A former biology professor who descended into nationalist politics, becoming the highest-ranking Bosnian Serb convicted for wartime atrocities.
Biljana Plavšić was a professor of biology at the University of Sarajevo, respected for her rigorous mind. During the collapse of Yugoslavia, she channeled her intellect into fierce Serbian nationalism. She served on the Bosnian Serb presidency alongside Radovan Karadžić, her hardline rhetoric earning the moniker 'the Iron Lady.' She advocated for ethnic separation during the Bosnian War. Later, she succeeded Karadžić as President of Republika Srpska and endorsed the Dayton Peace Agreement. Indicted by the International Criminal Tribunal for the former Yugoslavia, she initially proclaimed innocence, then pleaded guilty to crimes against humanity for her role in persecution and expulsion. She is the only woman to do so. Her journey from laboratory to political arena to a Swedish prison cell remains a stark case study.
1928–1945
Born between the Depression and the end of WWII. Too young to fight, old enough to remember.

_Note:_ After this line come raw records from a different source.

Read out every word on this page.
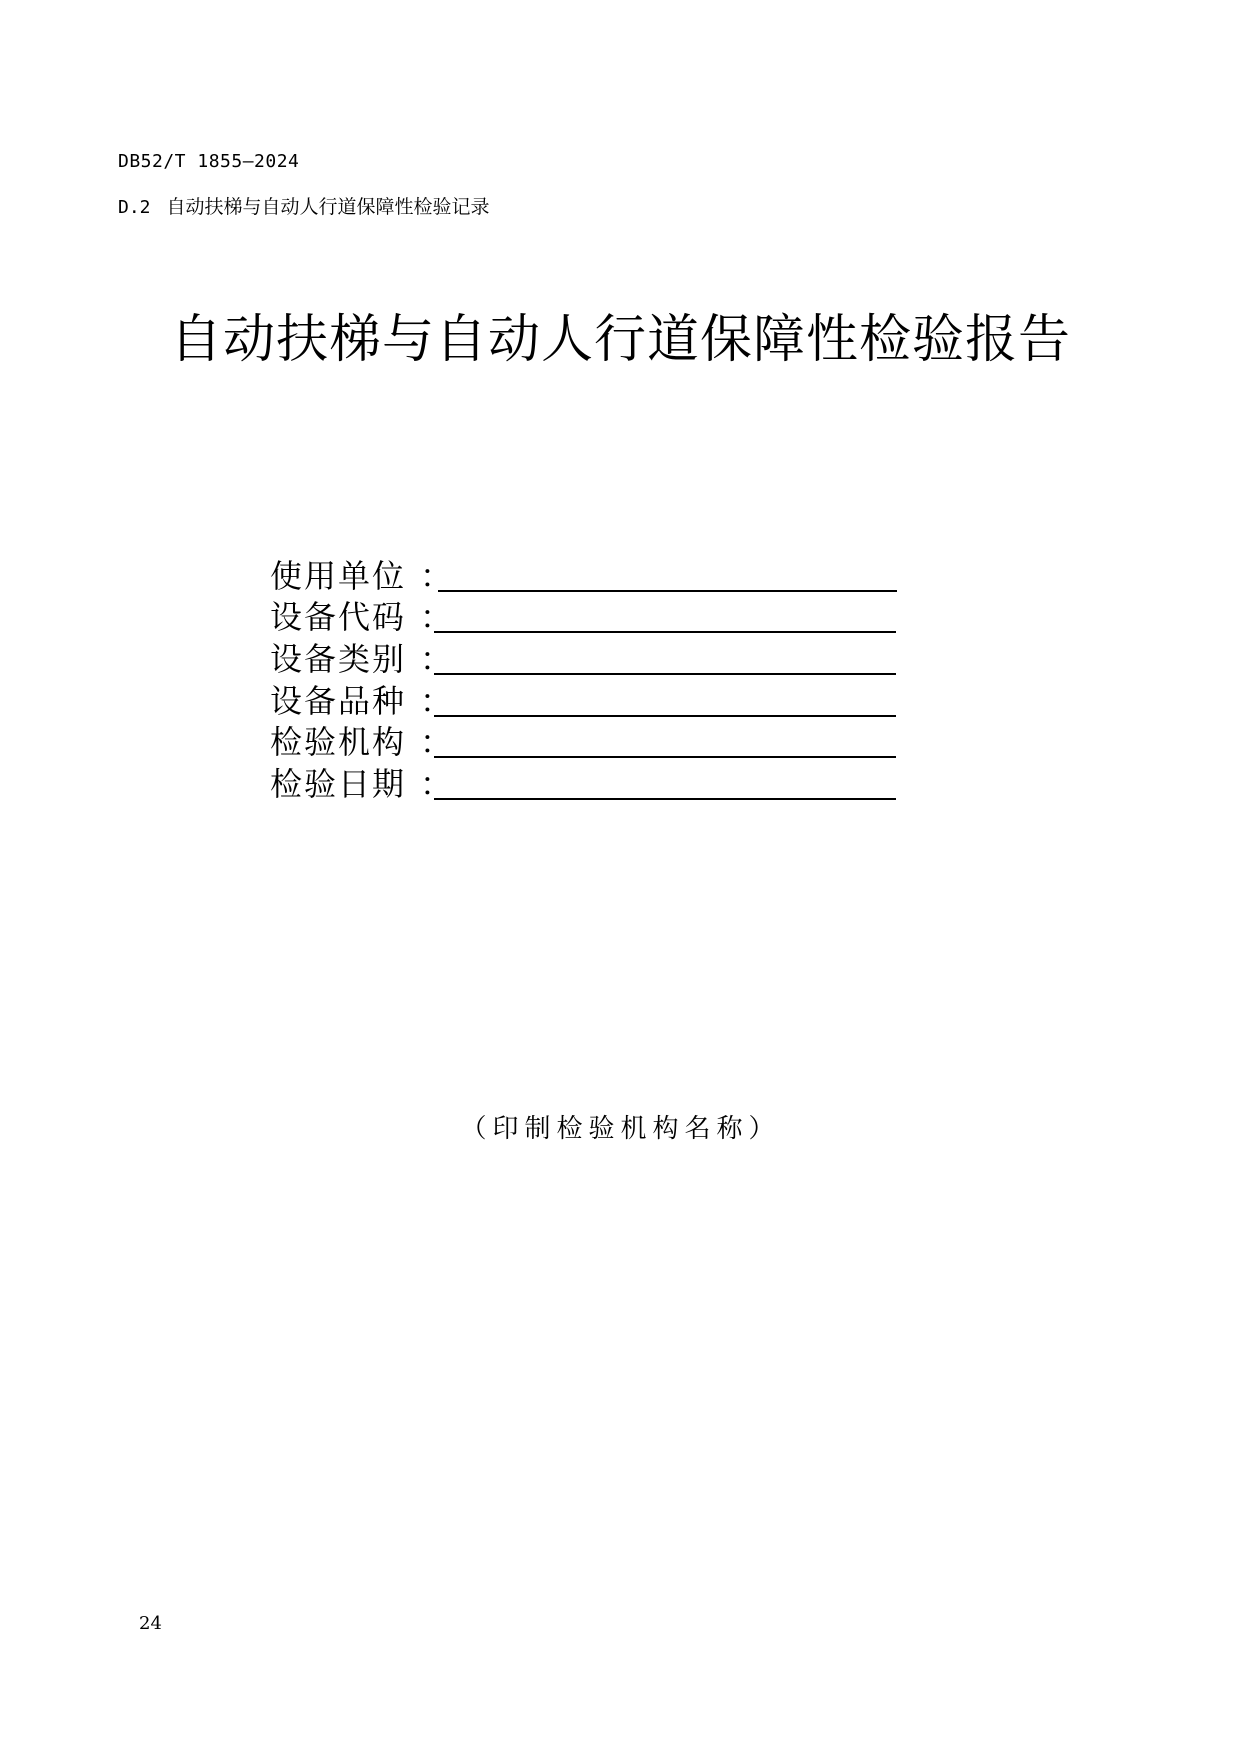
DB52/T 1855—2024
D.2 自动扶梯与自动人行道保障性检验记录
自动扶梯与自动人行道保障性检验报告
使用单位 ：
设备代码 ：
设备类别 ：
设备品种 ：
检验机构 ：
检验日期 ：
（印制检验机构名称）
24
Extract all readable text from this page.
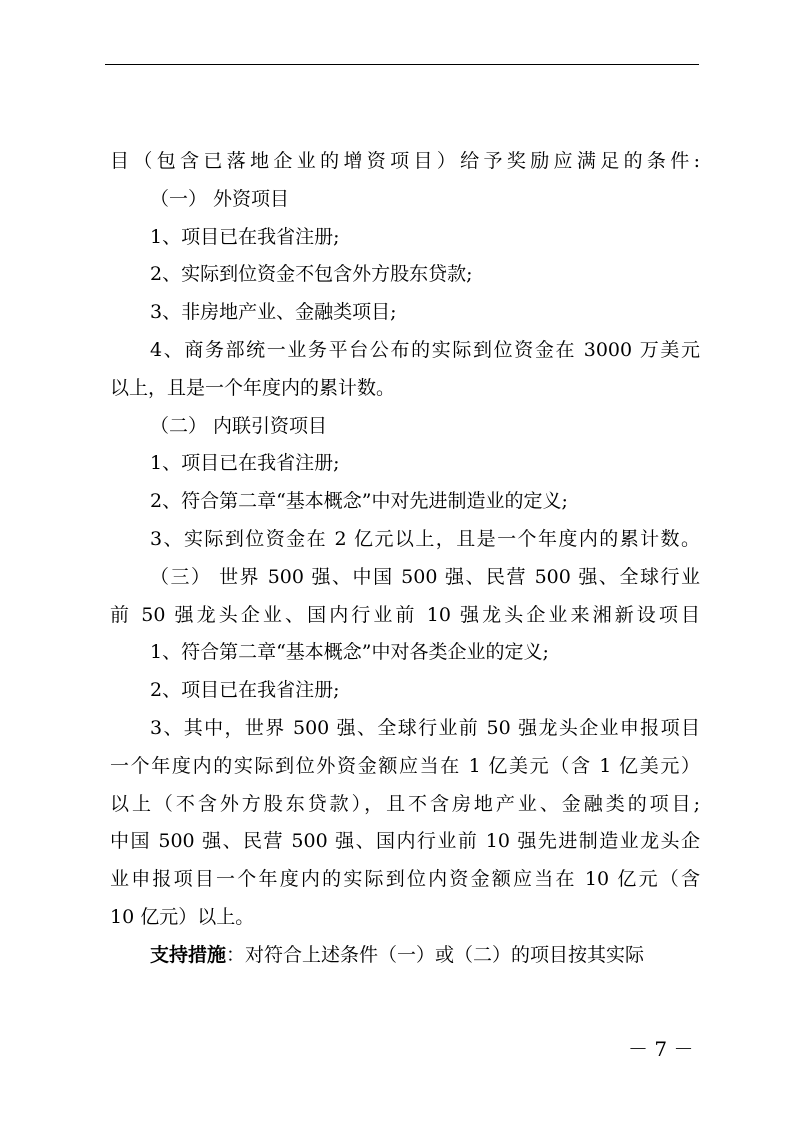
目（包含已落地企业的增资项目）给予奖励应满足的条件:
（一） 外资项目
1、项目已在我省注册;
2、实际到位资金不包含外方股东贷款;
3、非房地产业、金融类项目;
4、商务部统一业务平台公布的实际到位资金在 3000 万美元
以上，且是一个年度内的累计数。
（二） 内联引资项目
1、项目已在我省注册;
2、符合第二章“基本概念”中对先进制造业的定义;
3、实际到位资金在 2 亿元以上，且是一个年度内的累计数。
（三） 世界 500 强、中国 500 强、民营 500 强、全球行业
前 50 强龙头企业、国内行业前 10 强龙头企业来湘新设项目
1、符合第二章“基本概念”中对各类企业的定义;
2、项目已在我省注册;
3、其中，世界 500 强、全球行业前 50 强龙头企业申报项目
一个年度内的实际到位外资金额应当在 1 亿美元（含 1 亿美元）
以上（不含外方股东贷款），且不含房地产业、金融类的项目;
中国 500 强、民营 500 强、国内行业前 10 强先进制造业龙头企
业申报项目一个年度内的实际到位内资金额应当在 10 亿元（含
10 亿元）以上。
支持措施：对符合上述条件（一）或（二）的项目按其实际
－ 7 －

They became the conformist middle managers of the 1950s — and the civil rights leaders who quietly dismantled Jim Crow.
Biljana was born in 1930, placing them squarely in The Silent Generation. The events that shaped this generation — world wars, depression, and rapid industrialization — shaped the world they entered and the choices available to them.
The biggest hits of 1930
#1 Movie
All Quiet on the Western Front
Best Picture
All Quiet on the Western Front
The world at every milestone
Pluto discovered
Social Security Act signed into law
Allies invade Sicily; Battle of Stalingrad ends
United Nations holds its first General Assembly
Israel declares independence; Berlin Blockade begins
First color TV broadcast in the US
Kennedy-Nixon debates become first televised presidential debates
First Earth Day; The Beatles break up
John Lennon shot and killed in New York
Hubble Space Telescope launched; Germany reunifies
Y2K passes without incident; contested Bush-Gore election
Deepwater Horizon oil spill; iPad launched
She voluntarily surrendered to the ICTY in 2001, one of the first high-ranking indictees to do so.
Her guilty plea was part of a deal that saw other, more severe charges (including genocide) dropped.
She was released from a Swedish prison in 2009 after serving two-thirds of her 11-year sentence.
In her academic career, she published numerous scientific papers and was considered an expert in her field.
“I saw it as a struggle for survival, a biological necessity.”